Durante l’attività fisica il cuore asseconda le richieste di maggiore ossigeno con cui il sistema energetico aerobico ossida i substrati energetici, ma soprattutto amplifica il flusso ematico sino a tredici volte rispetto alla condizione di riposo.
Mentre il muscolo lavora avviene sia un aumento di afflusso sanguigno sia un deflusso in fase di contrazione, determinando la sensazione della fatica e conseguente incremento della pressione.

La pressione aumenta per fronteggiare la resistenza creata dalle compressioni sui vasi sanguigni rispetto al flusso ematico, ne deriva la constatazione che possa aggravare forme di ipertensione o sofferenze coronariche in considerazione del lavoro svolto dal muscolo cardiaco proporzionale all’esigenza di ossigenazione.

Le compressioni vascolari frequenti causano stanchezza ed accumulo di acido lattico in quanto ostacolano la rimozione dei cataboliti, visto che diventa difficoltoso il transito di ossigeno, rallentando perciò la glicolisi.
Tale processo è reversibile, chiaramente, e risulta diminuito nei soggetti allenati, ma resta il fatto che diventa sconsigliato a chi soffre di ipertensione. Il lavoro aerobico invece può migliorare le condizioni di tali individui oppure può prevenire peggioramenti. Infatti la circolazione periferica priva di resistenze, stimola il ritorno al cuore abbassando i livelli pressori. Inoltre il sistema energetico aerobico è implicato nell’eliminazione di quantità di sodio, attenuando il volume del flusso sanguigno e determinando stati ipotensivi.
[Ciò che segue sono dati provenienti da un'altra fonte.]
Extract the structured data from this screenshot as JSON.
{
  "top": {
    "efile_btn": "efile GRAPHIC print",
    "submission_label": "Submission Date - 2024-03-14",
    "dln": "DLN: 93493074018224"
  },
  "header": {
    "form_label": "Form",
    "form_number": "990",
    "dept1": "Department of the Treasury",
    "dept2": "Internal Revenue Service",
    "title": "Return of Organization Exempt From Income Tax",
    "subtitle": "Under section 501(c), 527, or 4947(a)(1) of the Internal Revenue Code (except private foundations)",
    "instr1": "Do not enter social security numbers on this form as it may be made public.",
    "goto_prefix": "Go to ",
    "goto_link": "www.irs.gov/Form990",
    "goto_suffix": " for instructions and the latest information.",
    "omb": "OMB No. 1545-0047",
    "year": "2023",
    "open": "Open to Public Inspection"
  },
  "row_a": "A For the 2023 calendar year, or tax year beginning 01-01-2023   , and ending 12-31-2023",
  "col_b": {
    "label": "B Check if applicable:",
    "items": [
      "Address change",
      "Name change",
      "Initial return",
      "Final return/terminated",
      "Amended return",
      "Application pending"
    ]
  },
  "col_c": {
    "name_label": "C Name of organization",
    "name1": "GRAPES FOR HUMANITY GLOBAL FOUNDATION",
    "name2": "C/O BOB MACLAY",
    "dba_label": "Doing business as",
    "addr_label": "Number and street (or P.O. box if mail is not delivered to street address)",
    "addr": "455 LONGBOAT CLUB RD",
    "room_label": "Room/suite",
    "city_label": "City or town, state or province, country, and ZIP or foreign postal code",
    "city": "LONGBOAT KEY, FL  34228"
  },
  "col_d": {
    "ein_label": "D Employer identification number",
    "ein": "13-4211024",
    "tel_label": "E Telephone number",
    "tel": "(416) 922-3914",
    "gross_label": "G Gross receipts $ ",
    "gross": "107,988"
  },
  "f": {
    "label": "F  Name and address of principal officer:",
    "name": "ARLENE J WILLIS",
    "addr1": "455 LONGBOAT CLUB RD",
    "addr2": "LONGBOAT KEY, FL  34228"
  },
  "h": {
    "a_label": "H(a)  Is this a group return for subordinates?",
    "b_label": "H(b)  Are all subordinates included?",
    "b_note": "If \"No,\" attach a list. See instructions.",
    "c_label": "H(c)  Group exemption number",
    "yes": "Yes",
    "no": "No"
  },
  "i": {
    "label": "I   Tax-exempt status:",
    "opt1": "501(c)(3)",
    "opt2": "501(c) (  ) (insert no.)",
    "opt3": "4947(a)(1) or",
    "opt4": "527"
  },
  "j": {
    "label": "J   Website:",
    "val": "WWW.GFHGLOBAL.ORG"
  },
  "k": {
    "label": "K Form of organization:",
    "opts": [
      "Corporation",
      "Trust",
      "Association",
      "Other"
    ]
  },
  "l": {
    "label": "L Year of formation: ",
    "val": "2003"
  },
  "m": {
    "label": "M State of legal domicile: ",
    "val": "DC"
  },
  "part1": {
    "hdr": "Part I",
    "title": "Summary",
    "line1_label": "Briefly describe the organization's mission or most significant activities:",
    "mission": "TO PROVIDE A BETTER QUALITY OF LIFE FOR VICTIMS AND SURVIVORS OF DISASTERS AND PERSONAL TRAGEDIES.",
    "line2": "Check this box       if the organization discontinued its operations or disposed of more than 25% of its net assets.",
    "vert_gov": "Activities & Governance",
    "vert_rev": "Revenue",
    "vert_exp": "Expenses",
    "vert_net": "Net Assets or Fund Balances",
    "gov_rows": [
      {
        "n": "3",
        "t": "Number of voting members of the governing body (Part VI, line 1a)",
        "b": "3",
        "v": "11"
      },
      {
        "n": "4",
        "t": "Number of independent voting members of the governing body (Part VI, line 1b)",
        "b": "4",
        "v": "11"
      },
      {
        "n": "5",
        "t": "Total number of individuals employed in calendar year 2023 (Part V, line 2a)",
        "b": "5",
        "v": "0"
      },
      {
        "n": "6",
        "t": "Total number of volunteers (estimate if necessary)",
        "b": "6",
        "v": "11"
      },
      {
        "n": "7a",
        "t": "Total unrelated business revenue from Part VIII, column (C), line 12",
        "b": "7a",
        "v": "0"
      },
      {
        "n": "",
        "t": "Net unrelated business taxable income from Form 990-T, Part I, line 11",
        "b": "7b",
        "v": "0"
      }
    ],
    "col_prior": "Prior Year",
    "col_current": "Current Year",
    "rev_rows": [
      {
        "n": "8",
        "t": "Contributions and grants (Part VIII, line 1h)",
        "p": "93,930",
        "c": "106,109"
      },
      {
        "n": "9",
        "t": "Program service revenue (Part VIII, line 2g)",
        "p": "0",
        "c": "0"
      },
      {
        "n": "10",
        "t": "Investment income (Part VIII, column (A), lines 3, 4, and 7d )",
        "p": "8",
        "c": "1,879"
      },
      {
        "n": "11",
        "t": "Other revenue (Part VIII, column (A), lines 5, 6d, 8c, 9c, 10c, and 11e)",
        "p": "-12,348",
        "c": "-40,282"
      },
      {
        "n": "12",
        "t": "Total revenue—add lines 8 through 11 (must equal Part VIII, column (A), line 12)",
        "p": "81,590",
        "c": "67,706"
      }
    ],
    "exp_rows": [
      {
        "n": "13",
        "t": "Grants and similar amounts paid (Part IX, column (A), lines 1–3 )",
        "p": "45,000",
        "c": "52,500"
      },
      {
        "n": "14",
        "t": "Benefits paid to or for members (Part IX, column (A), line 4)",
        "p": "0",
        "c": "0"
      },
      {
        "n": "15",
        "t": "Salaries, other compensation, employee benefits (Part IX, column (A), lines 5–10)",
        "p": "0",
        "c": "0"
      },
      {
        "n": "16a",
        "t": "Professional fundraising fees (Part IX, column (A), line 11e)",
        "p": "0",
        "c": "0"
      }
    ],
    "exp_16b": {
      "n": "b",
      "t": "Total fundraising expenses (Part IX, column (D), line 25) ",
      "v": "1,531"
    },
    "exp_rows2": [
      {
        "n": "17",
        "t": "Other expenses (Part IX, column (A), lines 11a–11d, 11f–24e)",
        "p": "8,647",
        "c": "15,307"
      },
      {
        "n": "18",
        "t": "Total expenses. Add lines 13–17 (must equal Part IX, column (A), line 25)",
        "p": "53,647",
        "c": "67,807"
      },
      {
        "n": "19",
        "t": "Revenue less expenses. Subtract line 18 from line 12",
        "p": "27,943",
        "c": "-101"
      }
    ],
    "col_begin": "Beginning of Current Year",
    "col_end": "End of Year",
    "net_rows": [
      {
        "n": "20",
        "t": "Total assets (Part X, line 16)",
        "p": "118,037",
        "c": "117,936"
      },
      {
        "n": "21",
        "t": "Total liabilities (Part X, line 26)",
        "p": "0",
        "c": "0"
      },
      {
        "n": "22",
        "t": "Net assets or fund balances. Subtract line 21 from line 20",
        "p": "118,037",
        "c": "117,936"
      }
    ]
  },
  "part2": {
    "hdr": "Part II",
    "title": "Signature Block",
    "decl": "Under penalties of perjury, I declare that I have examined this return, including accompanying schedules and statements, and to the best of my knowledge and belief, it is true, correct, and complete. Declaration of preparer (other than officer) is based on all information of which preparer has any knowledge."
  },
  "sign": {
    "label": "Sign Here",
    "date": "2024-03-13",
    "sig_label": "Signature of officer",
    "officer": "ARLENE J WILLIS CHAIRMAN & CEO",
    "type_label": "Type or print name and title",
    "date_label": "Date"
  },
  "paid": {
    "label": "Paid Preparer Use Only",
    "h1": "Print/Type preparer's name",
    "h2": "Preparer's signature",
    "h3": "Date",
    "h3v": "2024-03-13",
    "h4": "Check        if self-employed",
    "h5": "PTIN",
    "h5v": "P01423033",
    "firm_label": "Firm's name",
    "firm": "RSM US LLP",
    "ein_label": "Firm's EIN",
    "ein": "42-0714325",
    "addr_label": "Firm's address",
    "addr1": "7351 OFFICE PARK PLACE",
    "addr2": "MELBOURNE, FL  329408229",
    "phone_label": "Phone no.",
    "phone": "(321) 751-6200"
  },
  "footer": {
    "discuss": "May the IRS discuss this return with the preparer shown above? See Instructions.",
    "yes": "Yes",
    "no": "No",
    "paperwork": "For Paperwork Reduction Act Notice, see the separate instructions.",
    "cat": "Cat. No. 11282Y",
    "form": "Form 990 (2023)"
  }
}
Difatti per regolare il flusso stesso a livello renale si rilascia l’aldosterone, un ormone che permette l’assorbimento di sodio per poter rialzare il volume del flusso circolatorio nell’immediato. Viceversa durante il lavoro muscolare si attua il meccanismo miogenico ovvero quando il muscolo non reperisce l’aumentata quantità di ossigeno richiesta, rilascia delle sostanze vasodilatatrici che agiscono sui vasi di resistenza dilatando la costrizione subìta dal vaso sanguigno per mantenere costante il flusso ematico.

Perciò nella programmazione di una scheda di allenamento, bisogna essere certi che il soggetto che andiamo ad allenare sia o meno iperteso, se soffre di problemi cardiaci oppure no ed in relazione a tali dati si procede alla personalizzazione ideale anche sotto l’aspetto di prevenzione, in quanto il Personal Trainer è responsabile delle direttive allenanti indicate che debbono essere soprattutto idonee al cliente.

Concludo quindi dicendo che le attività di tipo anaerobico, massimale o ipertrofico, ed inoltre di tipo isometrico, sono da escludere per persone che soffrono di ipertensione, difficoltà coronariche e problemi vascolari quali ristagno venoso.

Auspicabile lo svolgimento invece di allenamenti di tipo aerobico, che hanno effetti positivi relativamente ai disturbi o patologie sopra riportate.